La Celebrazione eucaristica del Giovedì Santo è uno splendido compendio di teologia, simbolismo e catechesi: l’azione liturgica, i gesti, i sacri testi “spiegano” l’essenza e il senso dell’essere cristiani.

Nell’Ultima Cena Gesù istituì l’Eucaristia, il cibo spirituale che garantisce comunione con Dio, e al tempo stesso il ministero del sacerdozio. Ai discepoli, inoltre, lasciò il comandamento dell’amore, basato sulla rinuncia a se stessi, sull’umiltà e sul servizio: esemplare il gesto della lavanda dei piedi.

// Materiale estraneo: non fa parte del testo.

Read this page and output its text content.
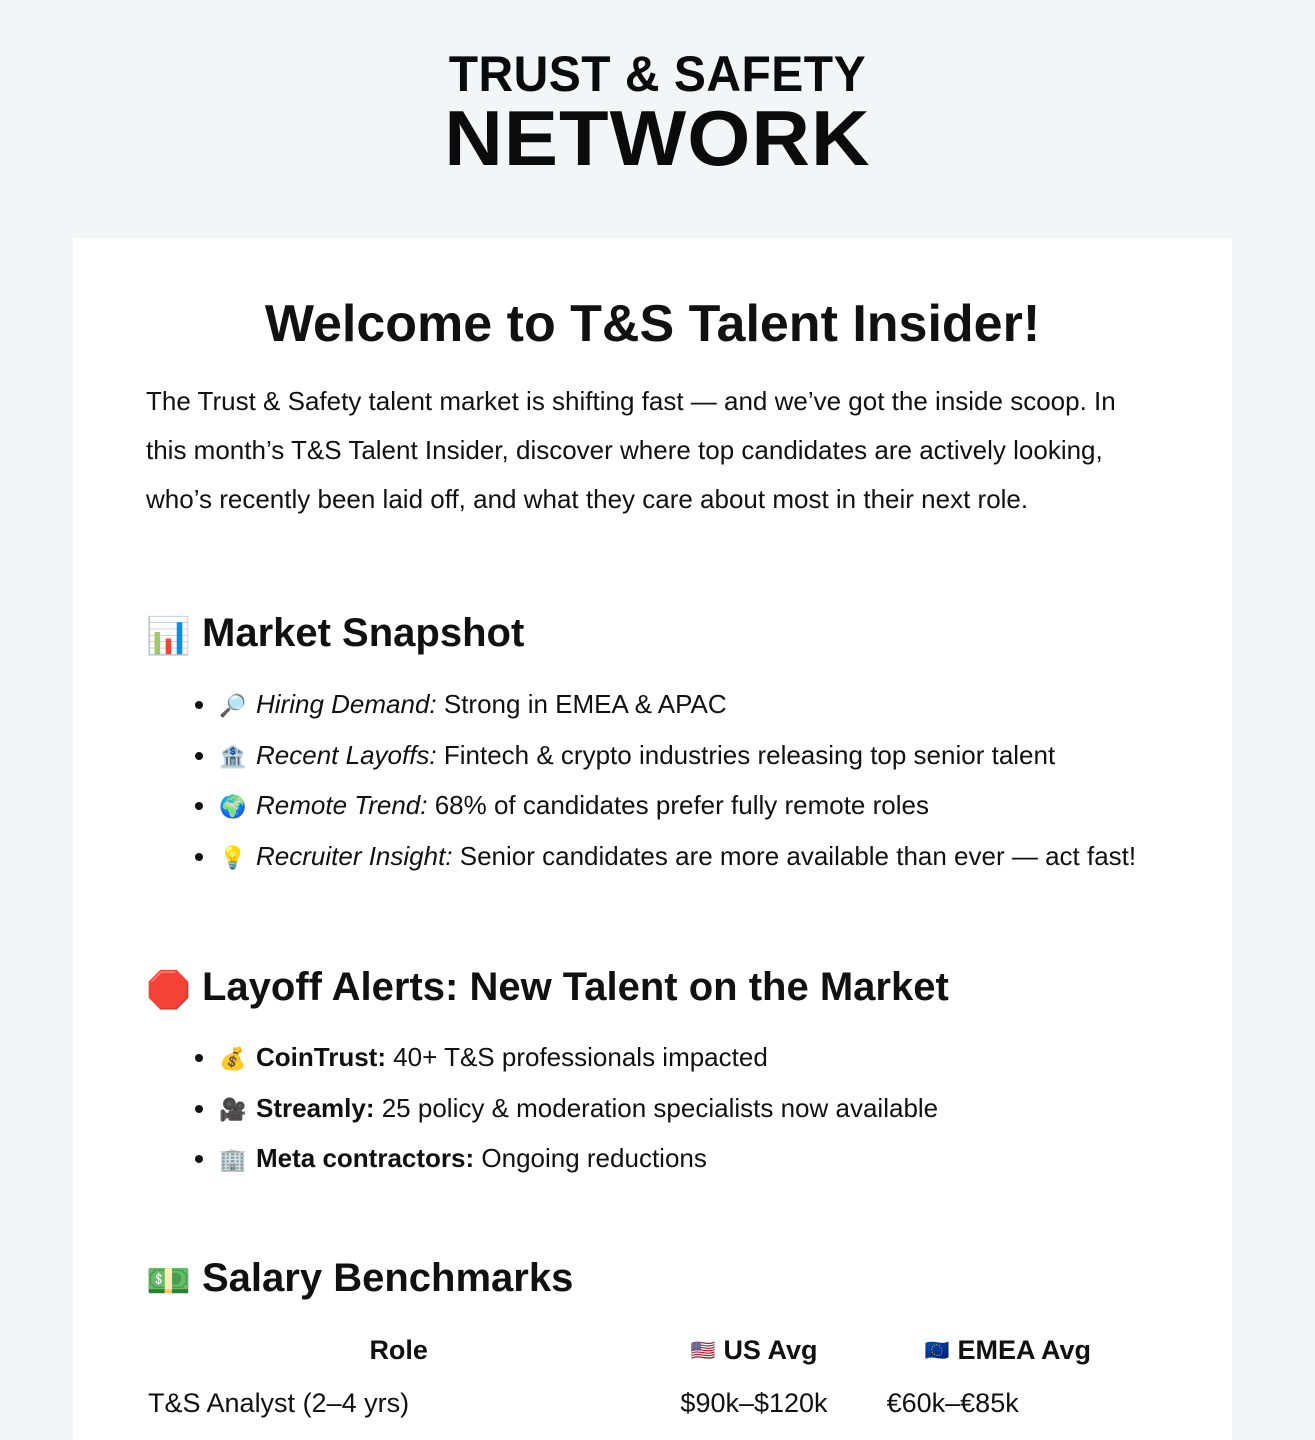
TRUST & SAFETY
NETWORK
Welcome to T&S Talent Insider!

The Trust & Safety talent market is shifting fast — and we’ve got the inside scoop. In this month’s T&S Talent Insider, discover where top candidates are actively looking, who’s recently been laid off, and what they care about most in their next role.

📊 Market Snapshot
• 🔎 Hiring Demand: Strong in EMEA & APAC
• 🏦 Recent Layoffs: Fintech & crypto industries releasing top senior talent
• 🌍 Remote Trend: 68% of candidates prefer fully remote roles
• 💡 Recruiter Insight: Senior candidates are more available than ever — act fast!
🛑 Layoff Alerts: New Talent on the Market
• 💰 CoinTrust: 40+ T&S professionals impacted
• 🎥 Streamly: 25 policy & moderation specialists now available
• 🏢 Meta contractors: Ongoing reductions
💵 Salary Benchmarks
Role	🇺🇸 US Avg	🇪🇺 EMEA Avg
T&S Analyst (2–4 yrs)	$90k–$120k	€60k–€85k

Anche la solenne Coena Domini del Santuario si è sostanziata di questi temi che la liturgia e il simbolismo hanno rafforzato e reso più immediati alla numerosa assemblea presente: all’inizio della Santa Messa ai sacerdoti concelebranti è stata donata una rosa, a sottolineare la purezza e il profumo della missione presbiterale; nella sua omelia, il Rettore ha sottolineato l’importanza di un servizio ai fratelli che «sia reale e non ipocrita, alimentato dal legame con Cristo e dedito ai più piccoli»; il gesto di lavare i piedi ha richiamato la grande lezione che il Maestro ha lasciato agli apostoli – e a tutti i cristiani! – di seguirlo sulla via della generosità totale; l’Altare della Reposizione si è arricchito della splendida realizzazione di un calice con l’Ostia Santa, immagine dell’Eucaristia,  il più grande dei Sacramenti poiché contiene non solo la grazia, ma anche Gesù Cristo, autore della grazia e dei sacramenti.